Michaël Lalevée lance tout de go « l’année prochaine j’arrête ! » Pour ce pilote de 32 ans, qui s’est fait une spécialité de rouler en promosport depuis 2001, c’est la fin de son parcours après avoir successivement roulé sur Suzuki à ses débuts, Kawasaki (2005) et finalement sur Yamaha en 2007.
Il explique « Les budgets pour rouler en promosport explosent. A mes débuts il fallait compter 2.600 € pour une saison, désormais il faut allonger 8000 € ! » La faute au budget pneus, qui triple les coûts. « Auparavant quand on avait affaire à un gros concessionnaire qui vendait entre 600 et 700 pneus, il nous faisait une ristourne sur les pneumatiques. Désormais, avec le mono-marque cela n’est plus possible ».
Désormais il faut débourser environ 310 € pour un train de pneus complet sur le circuit « C’est plus cher que chez mon concessionnaire ! » s’exclame encore Michaël. Selon lui, tout le reste est à l’avenant, c’est à dire que les engagements prennent tous les ans 2,5% pour « suivre le coût de la vie » . Mais « les primes ne suivent pas le même rythme. A mes débuts les primes étaient attribués au 10 premiers de la course. Maintenant cela ne concerne que les 5 premiers ».

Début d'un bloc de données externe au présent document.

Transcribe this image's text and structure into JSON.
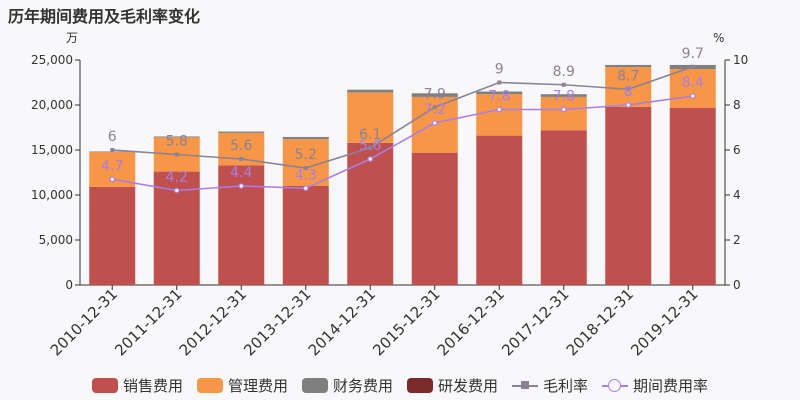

Le droit de réponse de Fernand Dieudonné
Fernand Dieudonné a bien voulu répondre aux interrogations de Mickaël. Selon lui, le fait de toucher des pneus gratuitement est un phénomène typiquement franco-français « Nulle part en Europe, les pilotes ne touchent leur pneus gratuitement : il n’y a qu’en France que cela existe Le pneumatique est un produit et comme tel, l’équipementier est désormais obligé de le vendre. Cette exception est amenée à disparaître. » martèle Fernand.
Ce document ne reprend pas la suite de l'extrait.